Het antwoord op deze vraag lijkt makkelijk, maar is het niet. Heel Nederland, inclusief Zeeland, krijgt met de paplepel ingegoten dat Den Briel de eerste was die zich bevrijdde van de Spaanse overheersing. De tekst ‘Op 1 april verloor Alva zijn bril’ behoort bij de top van meest ingesleten nationale dichtregels. Daar staat tegenover dat er voldoende aanwijzingen  zijn die aantonen dat niet Den Briel, maar Vlissingen de eerste was. Dat is geen nieuws, want de belangrijkste bron hiervoor is al langer bekend: de felicitatiebrief die Willem van Oranje op 7 mei 1572 schreef aan de Vlissingse bevolking:

‘U zal lof en eer oogsten van de andere landen, omdat u de eerste bent geweest die het Vaderland zo’n goede en trouwe dienst hebt bewezen in deze ongemakkelijke tijd.

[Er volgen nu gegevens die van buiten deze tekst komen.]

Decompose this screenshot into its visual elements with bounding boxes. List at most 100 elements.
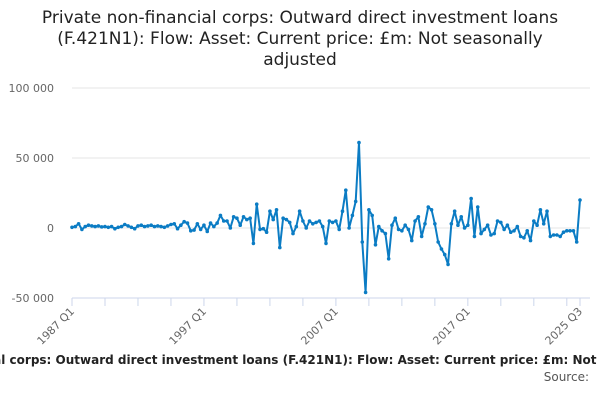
chart-caption: Private non-financial corps: Outward dir… [0,353,600,367]
data-point [508,230,513,234]
data-point [367,208,371,212]
data-point [439,247,444,251]
gridlines [72,87,590,299]
data-point [568,229,572,233]
data-point [548,234,553,239]
data-point [179,223,183,227]
data-point [423,222,427,226]
data-point [245,217,249,222]
data-point [185,221,190,225]
data-point [162,225,167,230]
data-point [155,224,160,228]
data-point [89,224,94,228]
data-point [515,224,520,229]
data-point [80,227,84,232]
data-point [475,205,480,209]
data-point [578,198,582,202]
x-axis: 1987 Q1 1997 Q1 2007 Q1 2017 Q1 2025 Q3 [35,298,586,348]
data-point [261,226,266,231]
data-point [442,252,447,257]
data-point [225,219,229,223]
data-point [281,216,285,220]
data-point [175,226,180,231]
data-point [393,216,398,220]
data-point [96,224,101,228]
data-point [159,224,163,229]
data-point [334,219,338,223]
data-point [340,209,345,213]
data-point [212,224,216,229]
data-point [297,209,302,213]
data-point [320,224,325,229]
data-point [482,227,487,232]
data-point [268,209,272,213]
source-label: Source: [543,370,589,384]
data-point [492,231,497,236]
y-tick-label: 0 [47,222,54,235]
data-point [499,220,503,225]
data-point [347,226,351,230]
data-point [462,226,467,230]
data-point [403,223,407,227]
data-point [535,223,539,227]
data-point [215,221,219,225]
data-point [456,223,460,227]
data-point [518,234,523,239]
data-point [469,196,473,201]
data-point [221,219,226,223]
data-point [337,227,341,232]
data-point [376,224,381,229]
data-point [426,205,431,209]
data-point [106,225,111,230]
data-point [350,213,355,218]
data-point [228,226,233,230]
data-point [109,224,114,229]
data-point [522,236,526,240]
data-point [103,224,107,229]
data-point [113,226,117,231]
data-point [317,219,322,223]
data-point [248,216,252,220]
data-point [202,223,206,227]
data-point [324,241,328,246]
data-point [93,224,97,229]
caption-text: Private non-financial corps: Outward dir… [0,353,600,367]
data-point [294,224,299,229]
data-point [479,231,483,236]
series-path [71,141,581,294]
data-point [218,213,223,218]
x-tick-label: 2017 Q1 [430,305,473,348]
x-tick-label: 2025 Q3 [543,305,586,348]
data-point [142,224,147,229]
data-point [254,202,259,206]
data-point [495,219,500,223]
data-point [357,140,361,145]
data-point [436,240,440,244]
data-point [373,243,378,247]
data-point [413,219,417,223]
data-point [314,220,318,225]
data-point [360,240,365,244]
data-point [165,224,170,228]
data-point [304,226,309,230]
data-point [116,225,120,230]
data-point [238,223,243,227]
y-tick-label: 50 000 [16,152,55,165]
data-point [198,227,203,232]
data-point [485,223,490,227]
data-point [258,227,262,232]
data-point [558,234,563,239]
data-point [502,227,506,232]
data-point [466,223,470,227]
data-point [231,215,236,219]
data-point [287,220,292,225]
data-point [169,222,173,227]
data-point [274,208,279,212]
data-point [195,222,200,226]
y-tick-label: 100 000 [9,82,55,95]
data-point [433,222,437,226]
data-point [449,222,454,226]
data-point [396,227,401,232]
y-axis-labels: 100 000 50 000 0 -50 000 [9,82,55,305]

U heeft daarbij een voorbeeld gesteld voor alle anderen: ook zij kunnen, net als u, het juk van tirannie en slavernij van zich afwerpen.’[1]

Geen andere stad was eerder geweest, ook niet Den Briel, waar de Spanjaarden al waren vertrokken voordat een groepje ongeregelde watergeuzen op 1 april door de openstaande poorten zo naar binnen konden lopen.[2]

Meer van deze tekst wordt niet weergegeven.